Cet article fait partie du dossier spécial de Global Voices intitulé « Femmes de Science ». Vous pouvez lire d'autres entretiens menés auprès de femmes dans les carrières universitaires, comme celui réalisé avec Patricia Castillo.

[Sauf mention contraire, tous les liens renvoient vers des pages web en portugais, ndt.]

Sur ses 52 ans de vie, la chercheuse Gladis Kaercher en a consacré 26 à sa fonction de professeure des universités et de coordinatrice de l’UNIAFRO (une politique inclusive destinée à la population noire dans les établissements publics d'enseignement supérieur), ainsi qu'à un cours de perfectionnement des professeur·es qui s'articule autour de discussions et de pratiques d'enseignement des relations ethnico-raciales, dans une université du sud du Brésil, région connue pour l'influence de l'immigration européenne.

Dans un pays tel que le Brésil, où la majorité de la population se définit comme Noire et où les inégalités raciales se manifestent par exemple par l'augmentation du taux d'assassinat de personnes noires alors que celui des personnes blanches décroît, Gladis Kaercher s'exprime pour défendre l'importance d’une discussion sur les questions raciales dans la formation des individus dès l'enfance.

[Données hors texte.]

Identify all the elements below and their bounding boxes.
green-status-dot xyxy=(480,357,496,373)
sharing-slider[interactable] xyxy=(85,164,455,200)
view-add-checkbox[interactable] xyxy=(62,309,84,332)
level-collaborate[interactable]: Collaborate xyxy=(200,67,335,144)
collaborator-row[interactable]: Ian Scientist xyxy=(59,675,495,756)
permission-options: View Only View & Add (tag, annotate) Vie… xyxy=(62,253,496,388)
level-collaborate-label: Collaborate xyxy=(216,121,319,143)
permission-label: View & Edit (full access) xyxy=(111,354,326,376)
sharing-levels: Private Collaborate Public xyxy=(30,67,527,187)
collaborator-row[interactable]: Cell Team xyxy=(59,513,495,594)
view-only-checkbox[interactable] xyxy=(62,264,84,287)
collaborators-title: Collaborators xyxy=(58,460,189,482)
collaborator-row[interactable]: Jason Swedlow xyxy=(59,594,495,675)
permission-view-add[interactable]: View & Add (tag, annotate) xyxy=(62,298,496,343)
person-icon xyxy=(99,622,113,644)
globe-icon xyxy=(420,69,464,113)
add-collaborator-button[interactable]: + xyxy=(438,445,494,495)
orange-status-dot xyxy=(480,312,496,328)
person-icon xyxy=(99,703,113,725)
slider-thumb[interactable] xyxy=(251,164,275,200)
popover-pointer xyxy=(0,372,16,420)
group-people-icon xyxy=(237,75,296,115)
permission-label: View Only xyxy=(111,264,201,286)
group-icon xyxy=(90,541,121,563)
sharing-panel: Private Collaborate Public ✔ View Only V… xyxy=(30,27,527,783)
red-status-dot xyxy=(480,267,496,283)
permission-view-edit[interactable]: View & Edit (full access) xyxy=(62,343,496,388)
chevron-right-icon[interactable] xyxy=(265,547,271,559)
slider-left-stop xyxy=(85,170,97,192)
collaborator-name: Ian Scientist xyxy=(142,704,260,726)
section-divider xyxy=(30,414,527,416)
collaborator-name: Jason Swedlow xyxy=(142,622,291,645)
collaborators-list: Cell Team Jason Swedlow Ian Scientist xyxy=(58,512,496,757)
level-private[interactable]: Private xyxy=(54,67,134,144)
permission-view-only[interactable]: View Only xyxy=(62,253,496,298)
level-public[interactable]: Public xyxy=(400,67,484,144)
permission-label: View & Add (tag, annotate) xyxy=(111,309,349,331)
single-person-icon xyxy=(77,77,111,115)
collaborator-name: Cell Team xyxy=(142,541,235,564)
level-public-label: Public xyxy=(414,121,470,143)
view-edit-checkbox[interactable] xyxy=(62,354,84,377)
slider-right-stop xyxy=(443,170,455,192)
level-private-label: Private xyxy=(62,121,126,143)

En 2014, elle a créé, en partenariat avec sa collègue Tanara Furtado, un outil pédagogique inédit jusqu'alors au Brésil et qui met en lumière la question de l'identité et de la représentation pour les plus jeunes : il s'agit d'une palette de pastels qui se décline en différentes teintes de peau, permettant aux enfants de représenter des personnages à la peau noire dans leurs dessins.

Global Voices s'est entretenu par visioconférence avec la professeure de l'Université fédérale du Rio Grande do Sul (UFRGS) au sujet de ce projet et de son parcours de chercheuse. Cet article reprend une sélection des principaux points évoqués lors de cet entretien.

Couleur de peau

La chercheuse explique que l'idée de créer ces pastels lui est venue de la gêne qu'elle éprouvait du fait qu'au Brésil, il n'existait jusqu'alors qu'un crayon considéré comme « couleur chair » : le crayon rose, utilisé pour représenter la peau blanche. Dans d'autres pays, il existait des boîtes de crayons avec des gammes de couleur pour dessiner différentes teintes de peau. Mais l'objectif de Gladis Kaercher et de sa collègue Tanara Furtado était que ces crayons soient disponibles dans les salles de classe des écoles publiques brésiliennes ; or, les importer aurait coûté cher et il aurait fallu beaucoup de temps pour y arriver.

Une boîte de pastels Pintkor avec 12 crayons de différentes teintes de peau tenues par la main d'une femme noire.

La boîte de pastels conçue par Gladis Kaercher et Tanara Furtado.

En décembre 2014, à la suite de débats, de réunions et de tests, la boîte de pastels Pintkor a vu le jour. Elle comprenait alors 12 nuances de couleur de peau, mais une version avec 24 couleurs a été créée depuis. La professeure explique la démarche :

O que eu acho fantástico nessa invenção, era uma concretude que fazia os professores poderem discutir com as crianças pequenas as questões raciais. Porque pintar o corpo humano em um desenho é uma coisa concreta para uma criança, é palpável, fácil de desencadear a discussão. Para criança pequena, falar de raça, racismo, etnia, isso tudo é uma abstração absurda. Mas falar da cor da pele, da cor que se usa para pintar, é uma concretude. A criança pinta. Ela vai falar por que está pintando daquela cor, e o professor pode, então, entrar com perguntas e estabelecer esse diálogo.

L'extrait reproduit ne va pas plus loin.